Distribution and heritability of peak neutralization breadth across individuals. Non-broad neutralizers (indicated in blue) are defined as individuals who neutralized <35% of a 34-virus panel three to four years post-diagnosis and broad neutralizers (indicated in red) as individuals who neutralized >70% of the panel. Individuals sampled less than two years post-infection (intermediate neutralizers) are also shown (indicated in lavender). (A) Boxplot of peak neutralization breadth across HIV-1 subtypes and recombinants in the RV217 cohort.

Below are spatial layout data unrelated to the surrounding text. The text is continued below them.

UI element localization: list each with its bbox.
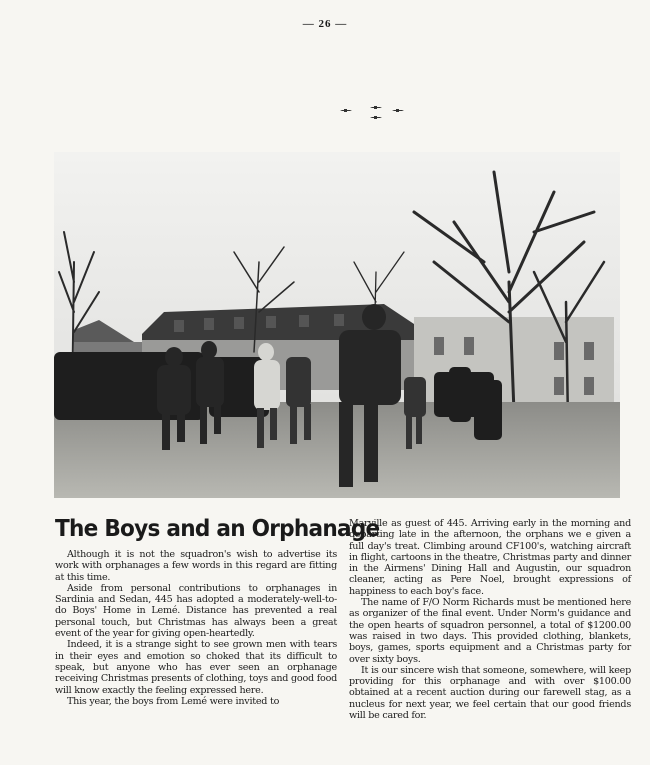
article-paragraph: This year, the boys from Lemé were invited to: [67, 695, 280, 707]
article-paragraph: Aside from personal contributions to orphanages in Sardinia and Sedan, 445 has adopted a moderately-well-to-do Boys' Home in Lemé. Distance has prevented a real personal touch, but Christmas has always been a great event of the year for giving open-heartedly.: [55, 582, 337, 640]
article-column-left: [55, 549, 337, 707]
page-number: — 26 —: [302, 18, 348, 30]
article-paragraph: Although it is not the squadron's wish to advertise its work with orphanages a few words in this regard are fitting at this time.: [55, 549, 337, 583]
article-paragraph: Indeed, it is a strange sight to see grown men with tears in their eyes and emotion so choked that its difficult to speak, but anyone who has ever seen an orphanage receiving Christmas presents of clothing, toys and good food will know exactly the feeling expressed here.: [55, 639, 337, 696]
article-paragraph: The name of F/O Norm Richards must be mentioned here as organizer of the final event. Under Norm's guidance and the open hearts of squadron personnel, a total of $1200.00 was raised in two days. This provided clothing, blankets, boys, games, sports equipment and a Christmas party for over sixty boys.: [349, 597, 631, 665]
article-column-right: [349, 518, 631, 721]
article-paragraph: It is our sincere wish that someone, somewhere, will keep providing for this orphanage and with over $100.00 obtained at a recent auction during our farewell stag, as a nucleus for next year, we feel certain that our good friends will be cared for.: [349, 664, 631, 722]
aircraft-formation-icon: [330, 100, 420, 130]
article-headline: The Boys and an Orphanage: [55, 516, 380, 542]
article-paragraph: Marville as guest of 445. Arriving early in the morning and departing late in the afternoon, the orphans we e given a full day's treat. Climbing around CF100's, watching aircraft in flight, cartoons in the theatre, Christmas party and dinner in the Airmens' Dining Hall and Augustin, our squadron cleaner, acting as Pere Noel, brought expressions of happiness to each boy's face.: [349, 518, 631, 597]
orphanage-photo: [54, 152, 620, 498]
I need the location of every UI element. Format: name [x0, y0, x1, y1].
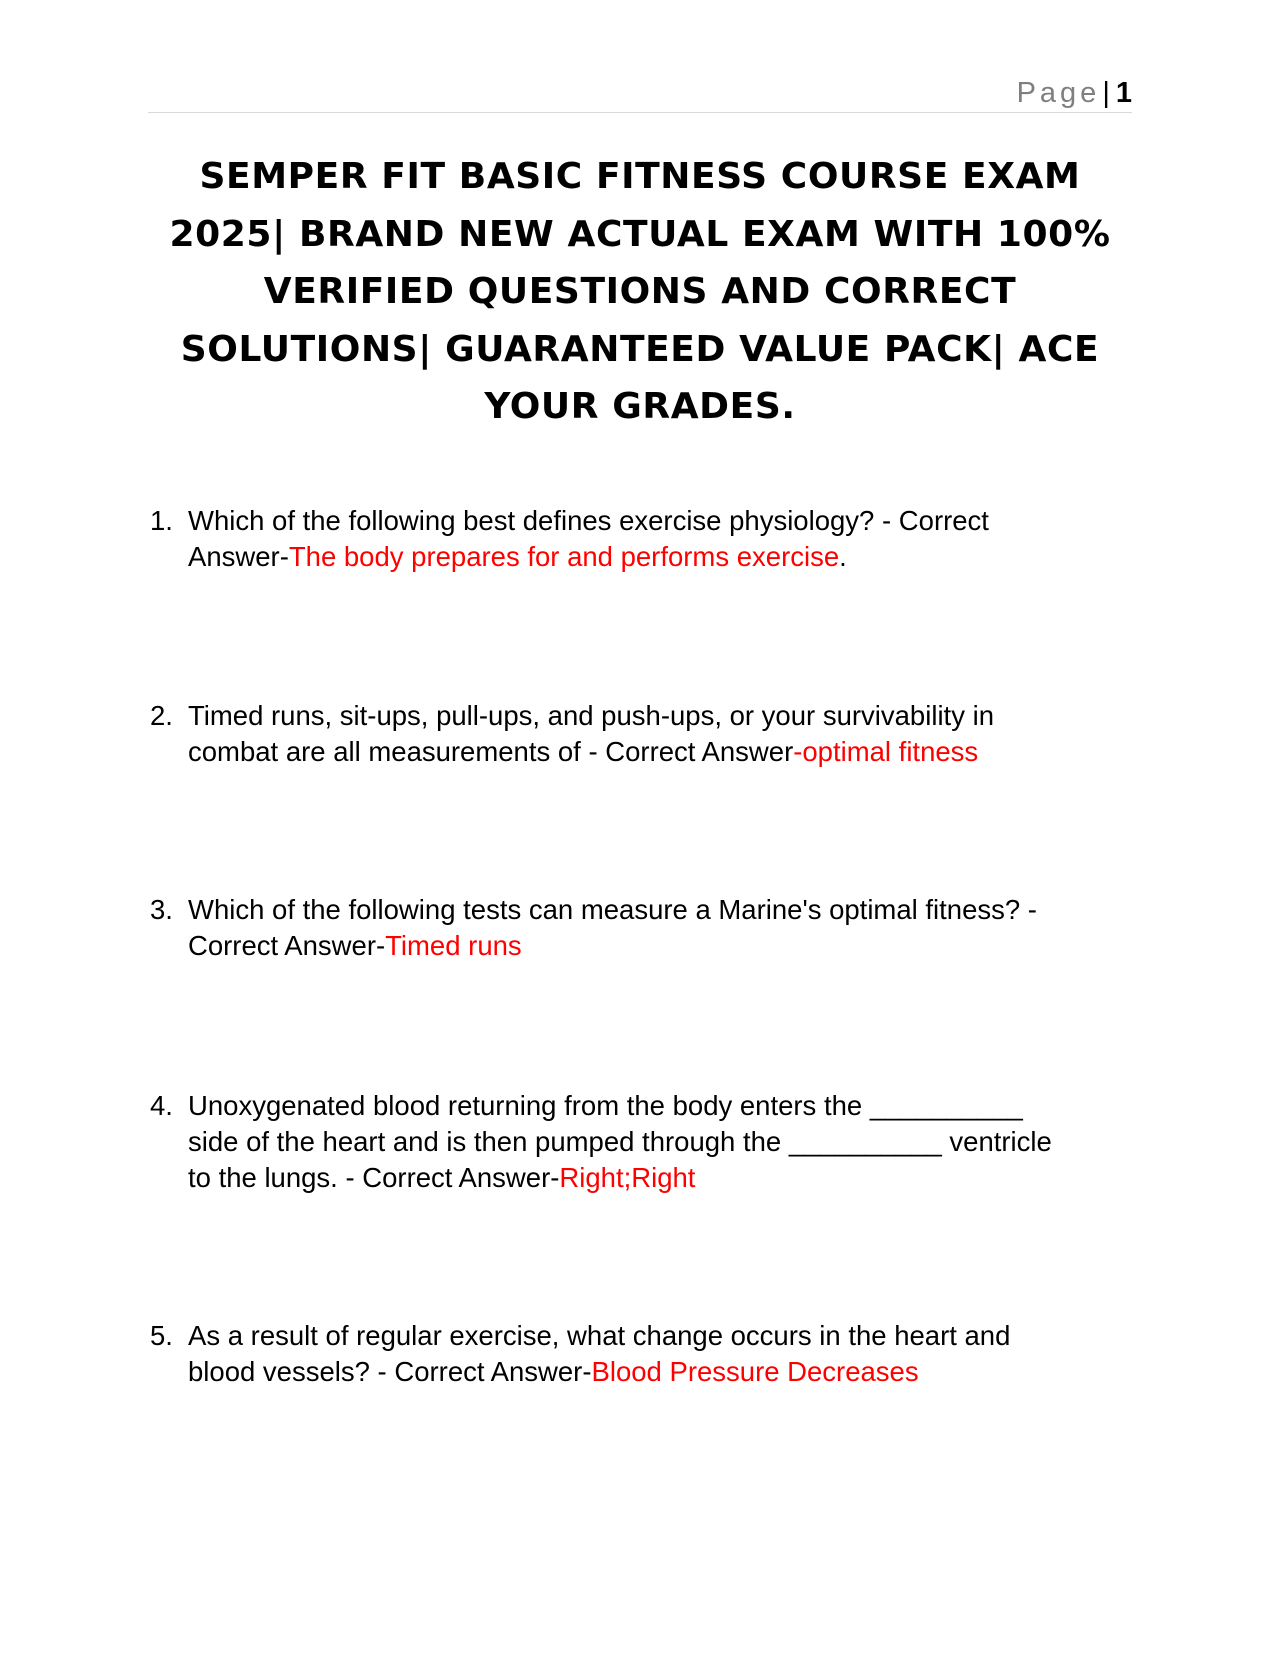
question-number: 1.: [150, 505, 173, 536]
question-text-block: [188, 1318, 1068, 1390]
correct-answer: Right;Right: [559, 1162, 696, 1193]
question-item: [148, 1318, 1132, 1390]
question-text: Unoxygenated blood returning from the body enters the __________ side of the heart and is then pumped through the __________ ventricle to the lungs. - Correct Answer-: [188, 1090, 1052, 1193]
question-number: 4.: [150, 1090, 173, 1121]
correct-answer: The body prepares for and performs exercise: [288, 541, 840, 572]
question-text: Timed runs, sit-ups, pull-ups, and push-ups, or your survivability in combat are all measurements of - Correct Answer: [188, 700, 994, 767]
question-text-block: [188, 1088, 1068, 1196]
question-number: 2.: [150, 700, 173, 731]
page-separator: |: [1102, 77, 1110, 109]
question-text-block: [188, 698, 1068, 770]
answer-suffix: .: [839, 541, 847, 572]
page-header: [148, 72, 1132, 113]
document-title: SEMPER FIT BASIC FITNESS COURSE EXAM 2025| BRAND NEW ACTUAL EXAM WITH 100% VERIFIED QUESTIONS AND CORRECT SOLUTIONS| GUARANTEED VALUE PACK| ACE YOUR GRADES.: [169, 156, 1111, 427]
question-item: [148, 892, 1132, 964]
page-label: Page: [1016, 77, 1101, 109]
correct-answer: Timed runs: [385, 930, 522, 961]
correct-answer: Blood Pressure Decreases: [591, 1356, 919, 1387]
page-number-value: 1: [1115, 77, 1132, 109]
question-text-block: [188, 503, 1068, 575]
question-text: Which of the following tests can measure a Marine's optimal fitness? - Correct Answer-: [188, 894, 1037, 961]
question-text: As a result of regular exercise, what change occurs in the heart and blood vessels? - Correct Answer-: [188, 1320, 1011, 1387]
question-text: Which of the following best defines exercise physiology? - Correct Answer-: [188, 505, 989, 572]
question-item: [148, 698, 1132, 770]
question-text-block: [188, 892, 1068, 964]
question-number: 5.: [150, 1320, 173, 1351]
correct-answer: -optimal fitness: [793, 736, 979, 767]
question-number: 3.: [150, 894, 173, 925]
question-item: [148, 1088, 1132, 1196]
page-number: [1017, 76, 1132, 110]
question-item: [148, 503, 1132, 575]
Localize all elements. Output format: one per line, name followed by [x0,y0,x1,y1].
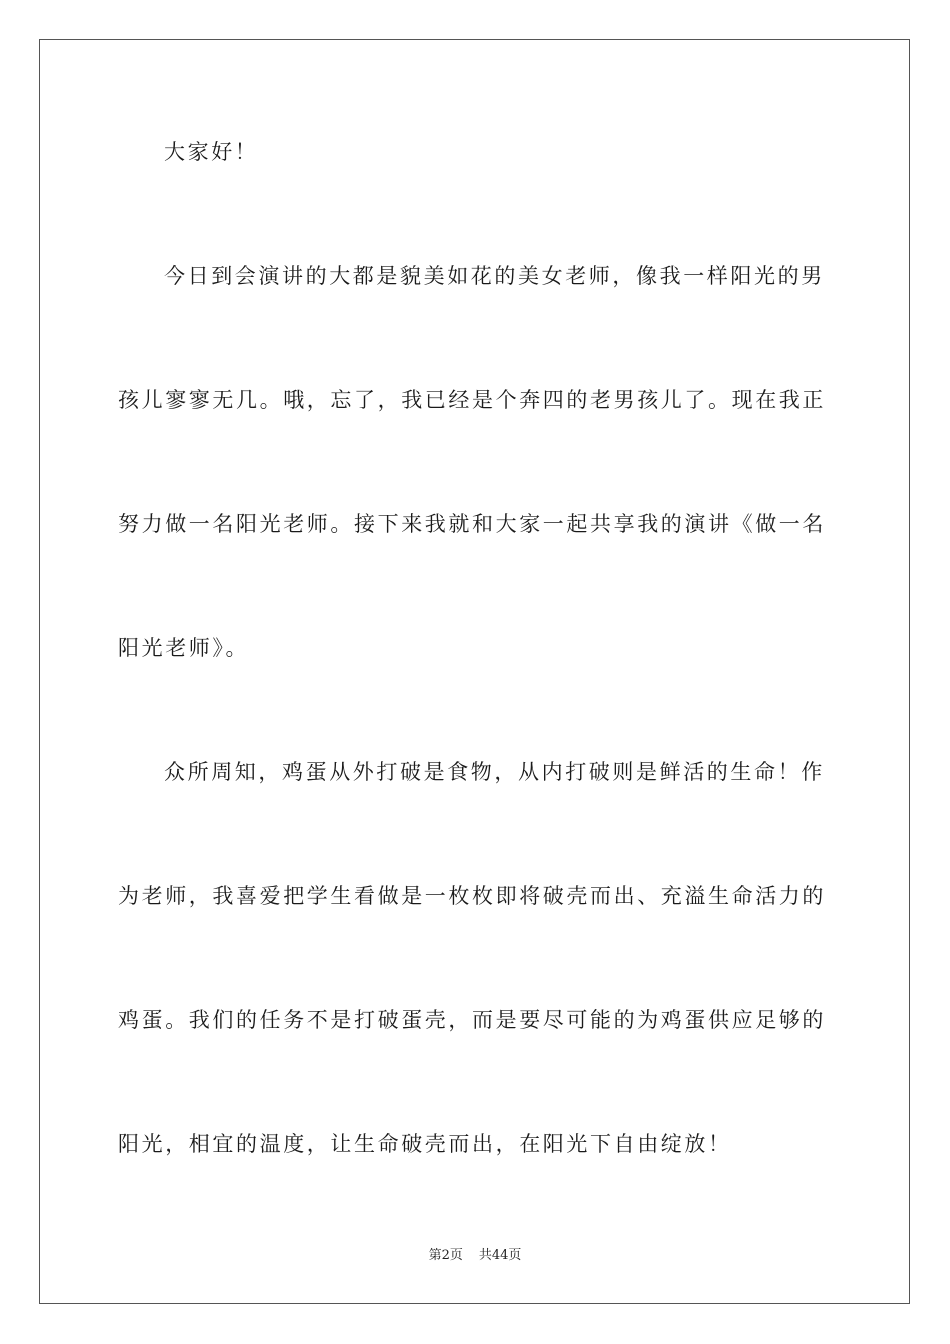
paragraph-1-line-2: 孩儿寥寥无几。哦，忘了，我已经是个奔四的老男孩儿了。现在我正 [118,388,826,412]
page-footer [0,1247,950,1265]
page-border [39,39,910,1304]
paragraph-1-line-4: 阳光老师》。 [118,636,250,660]
paragraph-2-line-3: 鸡蛋。我们的任务不是打破蛋壳，而是要尽可能的为鸡蛋供应足够的 [118,1008,826,1032]
paragraph-1-line-3: 努力做一名阳光老师。接下来我就和大家一起共享我的演讲《做一名 [118,512,826,536]
paragraph-2-line-2: 为老师，我喜爱把学生看做是一枚枚即将破壳而出、充溢生命活力的 [118,884,826,908]
paragraph-2-line-4: 阳光，相宜的温度，让生命破壳而出，在阳光下自由绽放！ [118,1132,732,1156]
paragraph-1-line-1: 今日到会演讲的大都是貌美如花的美女老师，像我一样阳光的男 [164,264,825,288]
greeting-line: 大家好！ [164,140,259,164]
page-number: 第2页 [428,1248,463,1263]
paragraph-2-line-1: 众所周知，鸡蛋从外打破是食物，从内打破则是鲜活的生命！作 [164,760,825,784]
page-total: 共44页 [478,1248,522,1263]
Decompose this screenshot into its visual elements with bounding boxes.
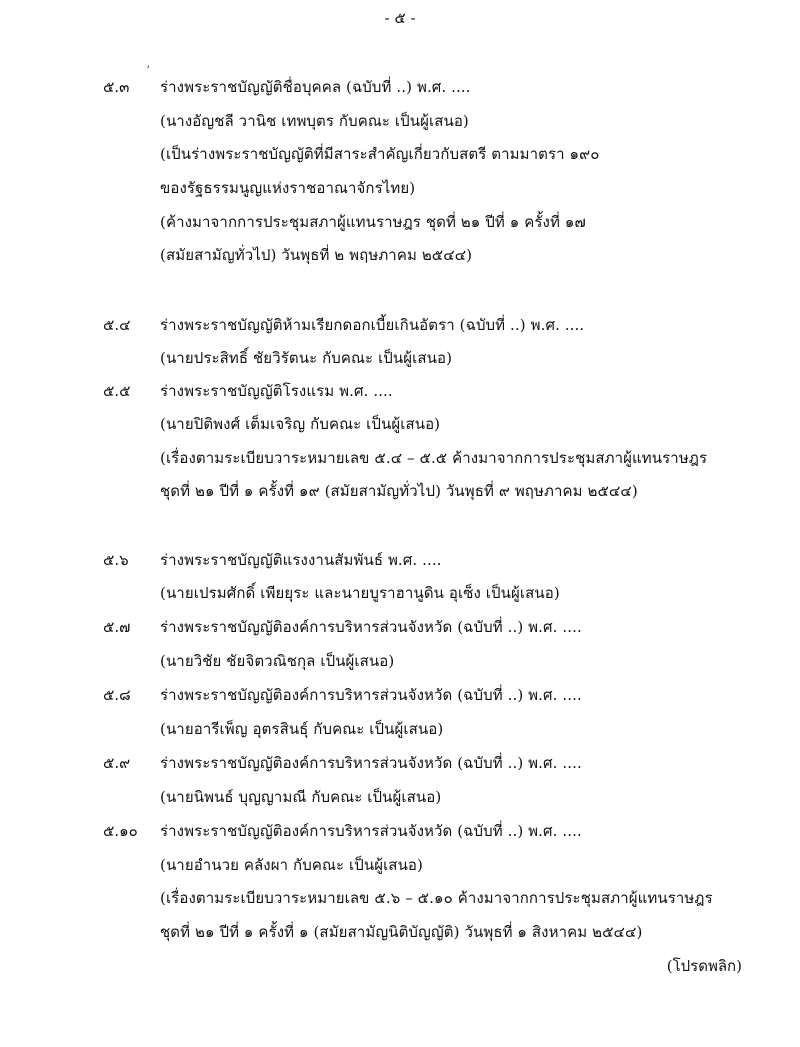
item-title: ร่างพระราชบัญญัติองค์การบริหารส่วนจังหวัด (ฉบับที่ ..) พ.ศ. .... [160, 822, 582, 840]
item-number: ๕.๕ [103, 382, 131, 400]
item-title: ร่างพระราชบัญญัติองค์การบริหารส่วนจังหวัด (ฉบับที่ ..) พ.ศ. .... [160, 618, 582, 636]
item-title: ร่างพระราชบัญญัติห้ามเรียกดอกเบี้ยเกินอัตรา (ฉบับที่ ..) พ.ศ. .... [160, 316, 585, 334]
item-line: (เป็นร่างพระราชบัญญัติที่มีสาระสำคัญเกี่ยวกับสตรี ตามมาตรา ๑๙๐ [160, 145, 600, 163]
item-title: ร่างพระราชบัญญัติโรงแรม พ.ศ. .... [160, 382, 393, 400]
item-number: ๕.๘ [103, 686, 131, 704]
page-number: - ๕ - [384, 9, 416, 27]
item-number: ๕.๑๐ [103, 822, 138, 840]
item-line: (นายอำนวย คลังผา กับคณะ เป็นผู้เสนอ) [160, 856, 423, 874]
item-title: ร่างพระราชบัญญัติองค์การบริหารส่วนจังหวัด (ฉบับที่ ..) พ.ศ. .... [160, 686, 582, 704]
item-title: ร่างพระราชบัญญัติชื่อบุคคล (ฉบับที่ ..) พ.ศ. .... [160, 78, 471, 96]
item-title: ร่างพระราชบัญญัติองค์การบริหารส่วนจังหวัด (ฉบับที่ ..) พ.ศ. .... [160, 754, 582, 772]
item-title: ร่างพระราชบัญญัติแรงงานสัมพันธ์ พ.ศ. .... [160, 551, 442, 569]
item-line: (นางอัญชลี วานิช เทพบุตร กับคณะ เป็นผู้เสนอ) [160, 112, 469, 130]
item-line: (เรื่องตามระเบียบวาระหมายเลข ๕.๔ – ๕.๕ ค้างมาจากการประชุมสภาผู้แทนราษฎร [160, 449, 708, 467]
item-line: (สมัยสามัญทั่วไป) วันพุธที่ ๒ พฤษภาคม ๒๕๔๔) [160, 246, 473, 264]
item-line: ชุดที่ ๒๑ ปีที่ ๑ ครั้งที่ ๑ (สมัยสามัญนิติบัญญัติ) วันพุธที่ ๑ สิงหาคม ๒๕๔๔) [160, 923, 643, 941]
item-line: ชุดที่ ๒๑ ปีที่ ๑ ครั้งที่ ๑๙ (สมัยสามัญทั่วไป) วันพุธที่ ๙ พฤษภาคม ๒๕๔๔) [160, 482, 638, 500]
item-line: (นายอารีเพ็ญ อุตรสินธุ์ กับคณะ เป็นผู้เสนอ) [160, 720, 444, 738]
scan-mark: ʼ [146, 64, 150, 77]
item-line: (นายวิชัย ชัยจิตวณิชกุล เป็นผู้เสนอ) [160, 652, 395, 670]
item-number: ๕.๓ [103, 78, 130, 96]
item-number: ๕.๔ [103, 316, 131, 334]
item-line: (นายเปรมศักดิ์ เพียยุระ และนายบูราฮานูดิน อุเซ็ง เป็นผู้เสนอ) [160, 584, 560, 602]
item-line: (นายปิติพงศ์ เต็มเจริญ กับคณะ เป็นผู้เสนอ) [160, 415, 441, 433]
item-line: ของรัฐธรรมนูญแห่งราชอาณาจักรไทย) [160, 179, 416, 197]
item-number: ๕.๙ [103, 754, 131, 772]
item-number: ๕.๗ [103, 618, 131, 636]
item-line: (ค้างมาจากการประชุมสภาผู้แทนราษฎร ชุดที่ ๒๑ ปีที่ ๑ ครั้งที่ ๑๗ [160, 213, 586, 231]
please-turn-over-note: (โปรดพลิก) [666, 957, 742, 975]
item-line: (นายนิพนธ์ บุญญามณี กับคณะ เป็นผู้เสนอ) [160, 788, 442, 806]
item-line: (นายประสิทธิ์ ชัยวิรัตนะ กับคณะ เป็นผู้เสนอ) [160, 349, 453, 367]
item-number: ๕.๖ [103, 551, 129, 569]
item-line: (เรื่องตามระเบียบวาระหมายเลข ๕.๖ – ๕.๑๐ ค้างมาจากการประชุมสภาผู้แทนราษฎร [160, 889, 713, 907]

The number of individuals in each group is shown in parenthesis. (B) Histogram of neutralization breadth measured at peak neutralization breadth (RV217, n = 70) and three years after infection (RV217, n = 32; RV144, n = 39); dots for each participant are shown alongside each histogram. (C) Ancestral reconstruction of neutralization breadth across a phylogeny reconstructed from consensus sequences from the earliest post-diagnosis samples in 70 RV217 individuals (filled circles) and 56 RV144 placebo participants (open circles). The color spectrum shows the reconstructed ancestral estimates for neutralization breadth. (D) Density plot of the H2 (heritability) estimates from three conditioned runs (chains) of a phylogenetic Ornstein-Uhlenbeck mixed model performed on the phylogeny in (C). The solid line shows the mean of the posterior estimates of H2.